As the theory of Lebesgue integration developed, it was assumed that any set of zero measure would be a set of uniqueness — in one dimension the locality principle for Fourier series shows that any set of positive measure is a set of multiplicity (in higher dimensions this is still an open question). This was disproved by Dimitrii E. Menshov who in 1916 constructed an example of a set of multiplicity which has measure zero.

== Transformations ==
A translation and dilation of a set of uniqueness is a set of uniqueness. A union of a countable family of closed sets of uniqueness is a set of uniqueness. There exists an example of two sets of uniqueness whose union is not a set of uniqueness, but the sets in this example are not Borel. It is an open problem whether the union of any two Borel sets of uniqueness is a set of uniqueness.

== Singular distributions ==
A closed set is a set of uniqueness if and only if there exists a distribution S supported on the set (so in particular it must be singular) such that

$\lim_{n\to \infty}\widehat{S}(n)=0$

($\hat S(n)$ here are the Fourier coefficients). In all early examples of sets of uniqueness, the distribution in question was in fact a measure. In 1954, though, Ilya Piatetski-Shapiro constructed an example of a set of uniqueness which does not support any measure with Fourier coefficients tending to zero. In other words, the generalization of distribution is necessary.

== Complexity of structure ==
The first evidence that sets of uniqueness have complex structure came from the study of Cantor-like sets.
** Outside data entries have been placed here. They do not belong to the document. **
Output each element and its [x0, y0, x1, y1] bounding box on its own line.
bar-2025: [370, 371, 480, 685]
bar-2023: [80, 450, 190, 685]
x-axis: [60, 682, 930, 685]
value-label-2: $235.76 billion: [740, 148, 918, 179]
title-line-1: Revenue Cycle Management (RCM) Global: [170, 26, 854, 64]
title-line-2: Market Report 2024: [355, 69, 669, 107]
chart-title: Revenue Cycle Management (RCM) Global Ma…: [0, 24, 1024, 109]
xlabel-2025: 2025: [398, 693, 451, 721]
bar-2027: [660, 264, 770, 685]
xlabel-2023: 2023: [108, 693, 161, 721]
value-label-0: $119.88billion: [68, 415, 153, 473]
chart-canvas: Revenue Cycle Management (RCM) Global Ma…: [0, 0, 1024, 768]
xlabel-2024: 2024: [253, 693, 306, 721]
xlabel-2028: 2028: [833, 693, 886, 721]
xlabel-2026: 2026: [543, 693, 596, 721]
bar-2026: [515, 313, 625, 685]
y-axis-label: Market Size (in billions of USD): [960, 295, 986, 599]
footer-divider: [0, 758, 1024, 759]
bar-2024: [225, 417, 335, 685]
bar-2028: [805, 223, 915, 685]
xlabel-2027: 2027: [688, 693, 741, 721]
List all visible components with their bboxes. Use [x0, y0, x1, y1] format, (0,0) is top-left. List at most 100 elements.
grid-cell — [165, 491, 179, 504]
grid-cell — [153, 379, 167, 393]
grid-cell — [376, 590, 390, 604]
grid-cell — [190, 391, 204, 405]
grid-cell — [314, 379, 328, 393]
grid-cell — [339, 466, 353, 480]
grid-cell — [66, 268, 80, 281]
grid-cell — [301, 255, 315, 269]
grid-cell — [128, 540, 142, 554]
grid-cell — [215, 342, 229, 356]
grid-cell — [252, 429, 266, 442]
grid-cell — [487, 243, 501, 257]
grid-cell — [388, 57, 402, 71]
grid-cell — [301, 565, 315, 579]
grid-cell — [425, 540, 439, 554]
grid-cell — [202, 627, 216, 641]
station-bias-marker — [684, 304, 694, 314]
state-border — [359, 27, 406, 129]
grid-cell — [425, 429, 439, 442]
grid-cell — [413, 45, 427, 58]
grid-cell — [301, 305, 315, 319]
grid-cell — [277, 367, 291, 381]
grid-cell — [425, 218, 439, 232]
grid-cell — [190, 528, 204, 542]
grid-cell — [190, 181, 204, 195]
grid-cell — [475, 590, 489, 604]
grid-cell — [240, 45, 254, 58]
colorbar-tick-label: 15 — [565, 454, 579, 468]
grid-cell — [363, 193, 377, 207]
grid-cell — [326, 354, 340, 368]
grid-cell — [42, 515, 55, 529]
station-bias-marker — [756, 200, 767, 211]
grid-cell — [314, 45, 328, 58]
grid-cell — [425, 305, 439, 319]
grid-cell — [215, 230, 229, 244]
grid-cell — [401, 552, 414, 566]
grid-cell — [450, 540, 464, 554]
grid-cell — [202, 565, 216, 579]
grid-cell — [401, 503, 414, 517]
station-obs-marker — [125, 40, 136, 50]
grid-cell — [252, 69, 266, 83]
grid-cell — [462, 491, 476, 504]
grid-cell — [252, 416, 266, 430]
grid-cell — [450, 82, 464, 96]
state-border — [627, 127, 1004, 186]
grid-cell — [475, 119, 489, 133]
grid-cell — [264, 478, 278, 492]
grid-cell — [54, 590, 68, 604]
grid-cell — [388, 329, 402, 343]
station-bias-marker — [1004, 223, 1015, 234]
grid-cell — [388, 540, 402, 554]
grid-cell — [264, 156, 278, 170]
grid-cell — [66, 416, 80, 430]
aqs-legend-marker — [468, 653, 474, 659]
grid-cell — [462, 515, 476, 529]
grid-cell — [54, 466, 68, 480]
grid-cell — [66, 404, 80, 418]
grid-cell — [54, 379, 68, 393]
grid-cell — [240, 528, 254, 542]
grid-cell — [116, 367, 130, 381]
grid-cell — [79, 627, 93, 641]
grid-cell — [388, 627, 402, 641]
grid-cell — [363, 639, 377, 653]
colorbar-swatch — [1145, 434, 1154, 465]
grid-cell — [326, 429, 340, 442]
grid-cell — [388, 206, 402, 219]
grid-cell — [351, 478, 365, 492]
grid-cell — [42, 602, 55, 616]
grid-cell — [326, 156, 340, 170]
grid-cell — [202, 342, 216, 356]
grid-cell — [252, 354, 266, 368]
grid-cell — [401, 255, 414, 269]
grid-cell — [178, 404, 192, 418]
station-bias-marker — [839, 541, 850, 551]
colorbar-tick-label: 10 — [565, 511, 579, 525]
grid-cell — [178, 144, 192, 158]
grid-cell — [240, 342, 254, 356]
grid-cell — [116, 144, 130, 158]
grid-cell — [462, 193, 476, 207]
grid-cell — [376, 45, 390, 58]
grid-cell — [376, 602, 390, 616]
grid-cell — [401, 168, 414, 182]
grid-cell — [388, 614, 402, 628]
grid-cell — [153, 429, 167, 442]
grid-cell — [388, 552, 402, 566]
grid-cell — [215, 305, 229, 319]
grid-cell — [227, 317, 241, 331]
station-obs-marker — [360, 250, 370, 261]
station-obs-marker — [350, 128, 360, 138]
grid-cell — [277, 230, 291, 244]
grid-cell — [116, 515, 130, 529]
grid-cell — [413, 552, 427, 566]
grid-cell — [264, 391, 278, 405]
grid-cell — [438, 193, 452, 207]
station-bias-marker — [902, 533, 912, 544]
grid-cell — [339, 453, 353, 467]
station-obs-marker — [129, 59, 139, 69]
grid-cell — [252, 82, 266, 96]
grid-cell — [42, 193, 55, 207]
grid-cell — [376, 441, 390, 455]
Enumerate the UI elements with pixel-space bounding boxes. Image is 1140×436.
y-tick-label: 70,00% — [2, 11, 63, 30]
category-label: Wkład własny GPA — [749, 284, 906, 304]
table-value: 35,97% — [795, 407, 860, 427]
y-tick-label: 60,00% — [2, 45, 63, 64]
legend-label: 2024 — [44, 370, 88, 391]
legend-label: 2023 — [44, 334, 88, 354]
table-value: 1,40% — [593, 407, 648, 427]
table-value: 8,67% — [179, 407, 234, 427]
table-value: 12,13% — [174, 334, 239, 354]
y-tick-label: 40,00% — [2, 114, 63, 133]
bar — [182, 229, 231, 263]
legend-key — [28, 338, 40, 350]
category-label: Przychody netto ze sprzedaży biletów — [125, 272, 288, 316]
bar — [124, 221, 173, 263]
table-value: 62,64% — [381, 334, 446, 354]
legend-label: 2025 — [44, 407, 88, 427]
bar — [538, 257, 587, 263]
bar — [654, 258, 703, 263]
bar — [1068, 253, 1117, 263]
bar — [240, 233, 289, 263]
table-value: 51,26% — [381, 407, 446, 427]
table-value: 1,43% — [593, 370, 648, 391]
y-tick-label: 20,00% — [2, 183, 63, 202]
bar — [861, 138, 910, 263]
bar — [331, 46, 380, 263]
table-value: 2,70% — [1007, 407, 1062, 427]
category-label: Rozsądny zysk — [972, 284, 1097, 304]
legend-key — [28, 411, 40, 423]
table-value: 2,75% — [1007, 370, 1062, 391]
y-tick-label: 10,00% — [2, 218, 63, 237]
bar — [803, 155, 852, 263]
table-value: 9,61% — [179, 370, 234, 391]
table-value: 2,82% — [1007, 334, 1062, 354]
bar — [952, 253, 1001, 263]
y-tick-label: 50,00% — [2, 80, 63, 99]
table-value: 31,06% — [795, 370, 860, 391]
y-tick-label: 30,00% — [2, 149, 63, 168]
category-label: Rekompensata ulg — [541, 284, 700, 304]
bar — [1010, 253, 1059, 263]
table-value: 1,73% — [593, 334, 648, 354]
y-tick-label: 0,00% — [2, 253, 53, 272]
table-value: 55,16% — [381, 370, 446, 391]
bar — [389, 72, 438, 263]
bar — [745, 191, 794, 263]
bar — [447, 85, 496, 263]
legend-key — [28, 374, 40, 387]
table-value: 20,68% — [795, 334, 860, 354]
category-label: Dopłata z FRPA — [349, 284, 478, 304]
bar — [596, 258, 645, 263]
Raphaël Salem and Zygmund showed that a Cantor-like set with dissection ratio ξ is a set of uniqueness if and only if 1/ξ is a Pisot number, that is an algebraic integer with the property that all its conjugates (if any) are smaller than 1. This was the first demonstration that the property of being a set of uniqueness has to do with arithmetic properties and not just some concept of size (Nina Bari had proved the case of ξ rational -- the Cantor-like set is a set of uniqueness if and only if 1/ξ is an integer -- a few years earlier).

Since the 50s, much work has gone into formalizing this complexity. The family of sets of uniqueness, considered as a set inside the space of compact sets (see Hausdorff distance), was located inside the analytical hierarchy. A crucial part in this research is played by the index of the set, which is an ordinal between 1 and ω_{1}, first defined by Pyatetskii-Shapiro. Nowadays the research of sets of uniqueness is just as much a branch of descriptive set theory as it is of harmonic analysis.